Everywhere around the world, but more so in the developing countries, vast deserts spring up from the ground and begin to cover formerly forested areas of their nations. These deserts, however, are different from the Sahara or the Gobi Desert: from a large distance, they look green and lush. On closer look, however, they are vast extensions of a single cultivated species, almost completely devoid of any significant interrelationships between other species within them.


Monocultural oil palm plantations in Indonesia. Palm oil plantations are some of the most striking examples of biodiverse 'green deserts' (© CEphoto, Uwe Aranas).


These green deserts (a term originally coined in Brazil to refer to the ever-enlarging eucalyptus plantations in the 1960s) seem rich in life, but their apparent stability and fertility are fictitious: any interruption in the flow of enormous human effort and care that go into their maintenance could turn them into barren landscapes in less than one growing season. That, or any new disease that could spread like wildfire, as happened in the 1950s with destruction the global banana production, in the 19th century with the French vineyard collapse, or as is happening now with the pathogens that threaten the world production of potatoes, soybean, and wheat today, in 2021.


Organic agriculture can help to fight this trend. All of the existing data to the moment shows that spaces where organic agriculture is practiced have 30% more species (even in organic monoculture!) than non-organic agricultural land. This trend is also especially significant in what regards some of the most useful creatures for agriculture: earthworms, beneficial bacteria, mycorrhizal fungi, and butterflies alongside other pollinators have all much higher concentrations and a higher diversity of species in organic farms. As organic agriculture builds soil fertilizers, this fertile new soil is increasingly populated by a diversity of microorganisms that create a resilient balance, thus making organic agriculture a much more solid contributor to food security than inorganic agriculture.
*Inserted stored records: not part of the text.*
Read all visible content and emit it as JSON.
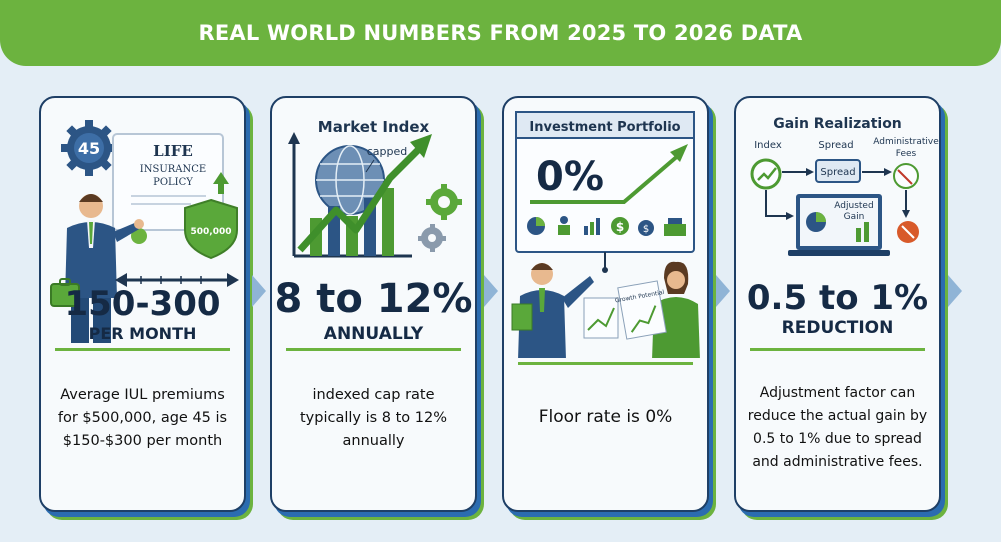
{
  "banner": {
    "title": "REAL WORLD NUMBERS FROM 2025 TO 2026 DATA"
  },
  "cards": [
    {
      "badge": "45",
      "doc_line1": "LIFE",
      "doc_line2": "INSURANCE",
      "doc_line3": "POLICY",
      "shield_text": "500,000",
      "big": "150-300",
      "sub": "PER MONTH",
      "desc": "Average IUL  premiums for $500,000, age 45 is $150-$300 per month"
    },
    {
      "title": "Market Index",
      "capped": "capped",
      "big": "8 to 12%",
      "sub": "ANNUALLY",
      "desc": "indexed cap rate typically is 8 to 12% annually"
    },
    {
      "title": "Investment Portfolio",
      "big": "0%",
      "chart_text": "Growth Potential",
      "desc": "Floor rate is 0%"
    },
    {
      "title": "Gain Realization",
      "label_index": "Index",
      "label_spread": "Spread",
      "label_admin1": "Administrative",
      "label_admin2": "Fees",
      "box_spread": "Spread",
      "laptop_text1": "Adjusted",
      "laptop_text2": "Gain",
      "big": "0.5 to 1%",
      "sub": "REDUCTION",
      "desc": "Adjustment factor can reduce the actual gain by 0.5 to 1% due to spread and administrative fees."
    }
  ],
  "colors": {
    "green": "#6cb33f",
    "navy": "#1e3f66",
    "blue": "#2b6cb0"
  }
}
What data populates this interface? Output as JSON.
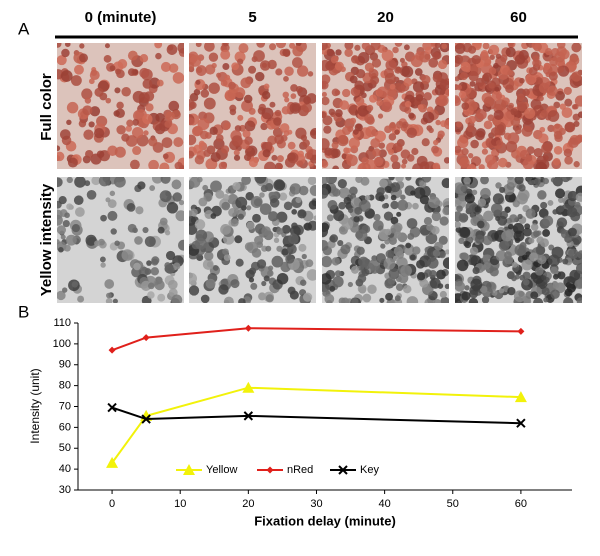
{
  "panel_a": {
    "label": "A",
    "columns": [
      "0 (minute)",
      "5",
      "20",
      "60"
    ],
    "rows": [
      "Full color",
      "Yellow intensity"
    ]
  },
  "chart_data": {
    "type": "line",
    "panel_label": "B",
    "x": [
      0,
      5,
      20,
      60
    ],
    "series": [
      {
        "name": "Yellow",
        "color": "#f2f20a",
        "marker": "triangle",
        "values": [
          43,
          65.5,
          79,
          74.5
        ]
      },
      {
        "name": "nRed",
        "color": "#e0201b",
        "marker": "diamond",
        "values": [
          97,
          103,
          107.5,
          106
        ]
      },
      {
        "name": "Key",
        "color": "#000000",
        "marker": "x",
        "values": [
          69.5,
          64,
          65.5,
          62
        ]
      }
    ],
    "xlabel": "Fixation delay  (minute)",
    "ylabel": "Intensity (unit)",
    "xlim": [
      -5,
      67.5
    ],
    "xticks": [
      0,
      10,
      20,
      30,
      40,
      50,
      60
    ],
    "ylim": [
      30,
      110
    ],
    "yticks": [
      30,
      40,
      50,
      60,
      70,
      80,
      90,
      100,
      110
    ],
    "grid": false,
    "legend": "lower center"
  }
}
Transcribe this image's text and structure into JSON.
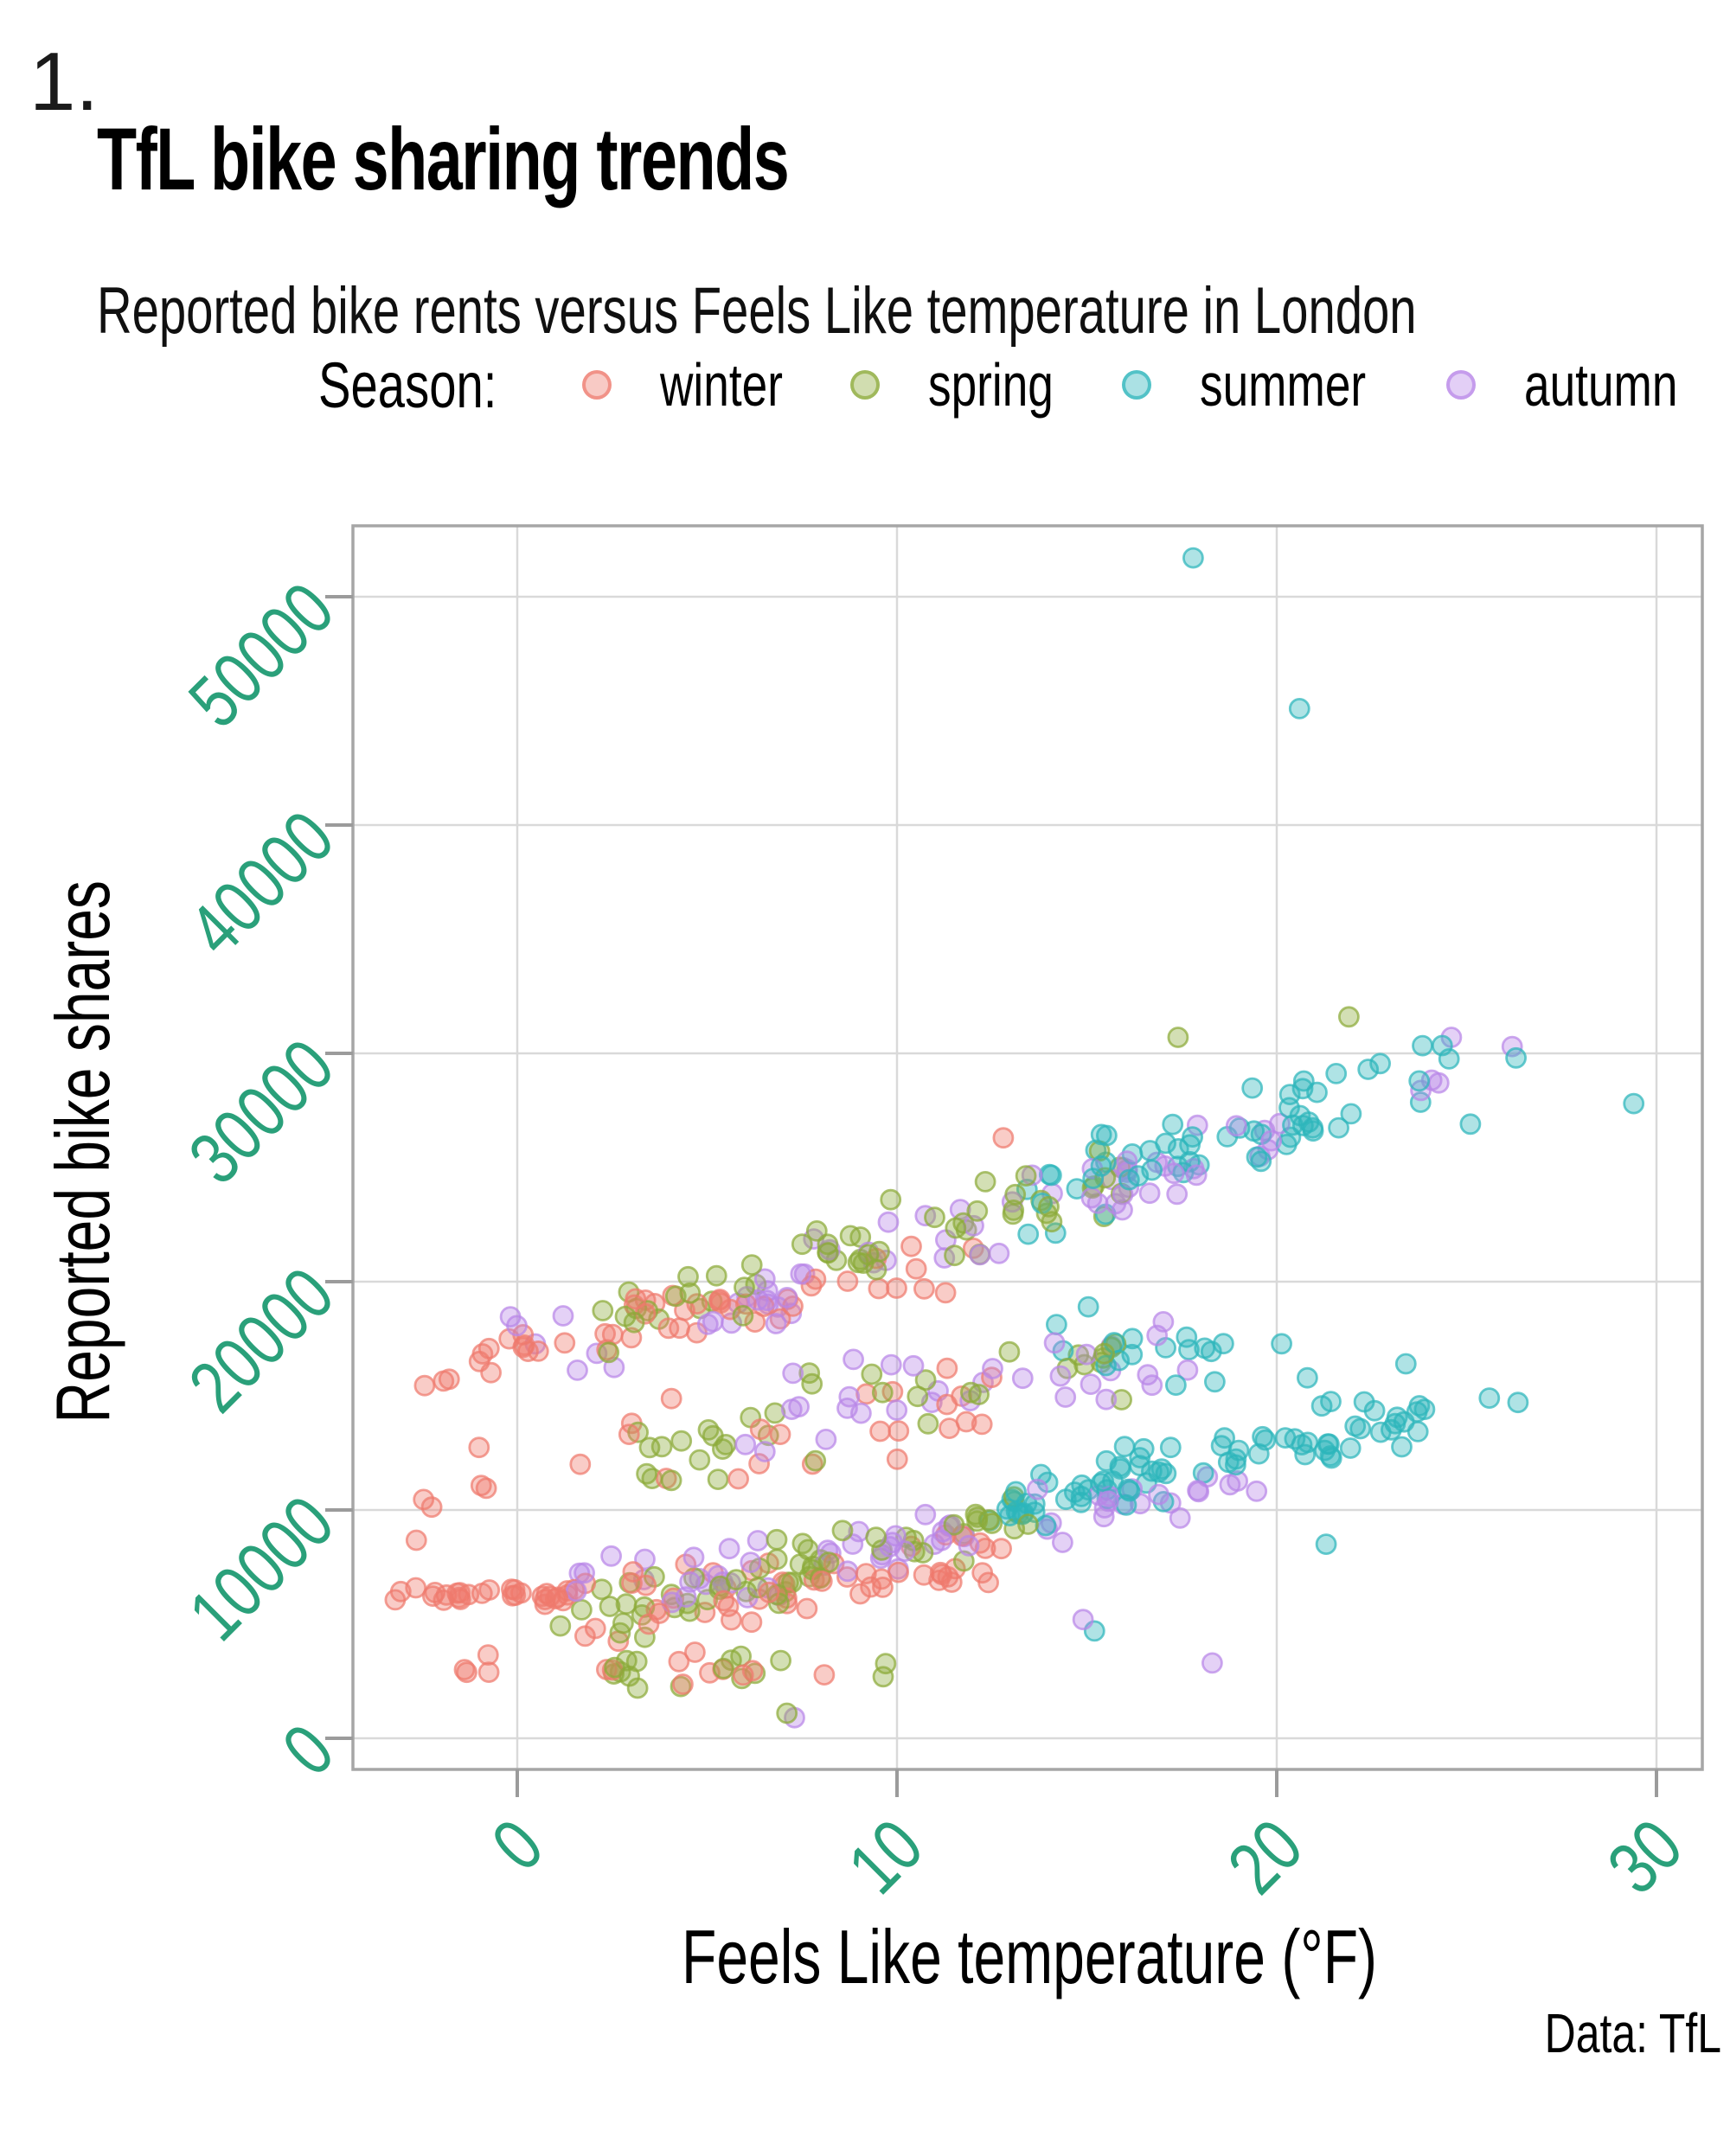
{
  "page": {
    "list_marker": "1."
  },
  "chart_data": {
    "type": "scatter",
    "title": "TfL bike sharing trends",
    "subtitle": "Reported bike rents versus Feels Like temperature in London",
    "xlabel": "Feels Like temperature (°F)",
    "ylabel": "Reported bike shares",
    "caption": "Data: TfL",
    "legend_title": "Season:",
    "legend_position": "top",
    "grid": true,
    "xlim": [
      -4.3,
      31.2
    ],
    "ylim": [
      -1360,
      53100
    ],
    "xticks": [
      0,
      10,
      20,
      30
    ],
    "yticks": [
      0,
      10000,
      20000,
      30000,
      40000,
      50000
    ],
    "tick_label_color": "#2aa07a",
    "grid_color": "#d9d9d9",
    "frame_color": "#a6a6a6",
    "tick_mark_color": "#9b9b9b",
    "text_color": "#000000",
    "seasons": [
      {
        "label": "winter",
        "color": "#ee7a6d"
      },
      {
        "label": "spring",
        "color": "#8caa39"
      },
      {
        "label": "summer",
        "color": "#2cb5bb"
      },
      {
        "label": "autumn",
        "color": "#b886e8"
      }
    ],
    "clusters": [
      {
        "season": "winter",
        "n": 50,
        "x": [
          -2.6,
          12.5
        ],
        "y0": 16300,
        "slope": 330,
        "spread": 1500
      },
      {
        "season": "winter",
        "n": 30,
        "x": [
          -3.3,
          1.6
        ],
        "y0": 6300,
        "slope": 0,
        "spread": 520
      },
      {
        "season": "winter",
        "n": 54,
        "x": [
          1.6,
          13
        ],
        "y0": 5700,
        "slope": 200,
        "spread": 1900
      },
      {
        "season": "winter",
        "n": 28,
        "x": [
          -3,
          12.5
        ],
        "y0": 10600,
        "slope": 280,
        "spread": 2800
      },
      {
        "season": "winter",
        "n": 14,
        "x": [
          -2.5,
          9
        ],
        "y0": 3000,
        "slope": 0,
        "spread": 1000
      },
      {
        "season": "spring",
        "n": 56,
        "x": [
          2,
          16.3
        ],
        "y0": 18200,
        "slope": 450,
        "spread": 2000
      },
      {
        "season": "spring",
        "n": 58,
        "x": [
          0.6,
          13.5
        ],
        "y0": 5200,
        "slope": 320,
        "spread": 1800
      },
      {
        "season": "spring",
        "n": 36,
        "x": [
          3,
          16
        ],
        "y0": 12400,
        "slope": 340,
        "spread": 2400
      },
      {
        "season": "spring",
        "n": 16,
        "x": [
          2,
          10.5
        ],
        "y0": 3100,
        "slope": 0,
        "spread": 1100
      },
      {
        "season": "summer",
        "n": 58,
        "x": [
          13,
          24.6
        ],
        "y0": 23200,
        "slope": 550,
        "spread": 2100
      },
      {
        "season": "summer",
        "n": 64,
        "x": [
          12.4,
          21.6
        ],
        "y0": 10200,
        "slope": 330,
        "spread": 1450
      },
      {
        "season": "summer",
        "n": 18,
        "x": [
          21,
          27.2
        ],
        "y0": 13300,
        "slope": 330,
        "spread": 1800
      },
      {
        "season": "summer",
        "n": 18,
        "x": [
          14,
          21.5
        ],
        "y0": 17300,
        "slope": 0,
        "spread": 2400
      },
      {
        "season": "autumn",
        "n": 58,
        "x": [
          5,
          20.6
        ],
        "y0": 18600,
        "slope": 540,
        "spread": 2100
      },
      {
        "season": "autumn",
        "n": 56,
        "x": [
          4,
          19.6
        ],
        "y0": 6800,
        "slope": 290,
        "spread": 1550
      },
      {
        "season": "autumn",
        "n": 32,
        "x": [
          6,
          19
        ],
        "y0": 13900,
        "slope": 260,
        "spread": 2500
      },
      {
        "season": "autumn",
        "n": 3,
        "x": [
          23.5,
          26.5
        ],
        "y0": 28600,
        "slope": 0,
        "spread": 900
      },
      {
        "season": "autumn",
        "n": 7,
        "x": [
          -0.5,
          4
        ],
        "y0": 17300,
        "slope": 0,
        "spread": 1700
      },
      {
        "season": "autumn",
        "n": 7,
        "x": [
          1.5,
          5
        ],
        "y0": 7600,
        "slope": 0,
        "spread": 1700
      }
    ],
    "outlier_points": [
      {
        "season": "winter",
        "x": 12.8,
        "y": 26300
      },
      {
        "season": "spring",
        "x": 21.9,
        "y": 31600
      },
      {
        "season": "spring",
        "x": 17.4,
        "y": 30700
      },
      {
        "season": "spring",
        "x": 7.1,
        "y": 1100
      },
      {
        "season": "summer",
        "x": 17.8,
        "y": 51700
      },
      {
        "season": "summer",
        "x": 20.6,
        "y": 45100
      },
      {
        "season": "summer",
        "x": 29.4,
        "y": 27800
      },
      {
        "season": "summer",
        "x": 26.3,
        "y": 29800
      },
      {
        "season": "summer",
        "x": 25.1,
        "y": 26900
      },
      {
        "season": "summer",
        "x": 21.3,
        "y": 8500
      },
      {
        "season": "summer",
        "x": 15.2,
        "y": 4700
      },
      {
        "season": "summer",
        "x": 25.6,
        "y": 14900
      },
      {
        "season": "summer",
        "x": 23.4,
        "y": 16400
      },
      {
        "season": "autumn",
        "x": 18.3,
        "y": 3300
      },
      {
        "season": "autumn",
        "x": 14.9,
        "y": 5200
      },
      {
        "season": "autumn",
        "x": 7.3,
        "y": 900
      },
      {
        "season": "autumn",
        "x": 24.6,
        "y": 30700
      },
      {
        "season": "autumn",
        "x": 26.2,
        "y": 30300
      }
    ]
  }
}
Biodiversity brings major economic benefits, too. It is widely acknowledged that the economic benefits of not-so-well-known aspects of how an ecosystem works can’t be accounted for, so we do not know by how much agricultural profit margins rise with a 30% increase in biodiversity. We do have a clue, however, thanks to the UN-affiliated TEEB: a nearly US$ 800 billion market across pharmaceuticals, biotechnology, personal products, and agriculture depends entirely on biodiversity.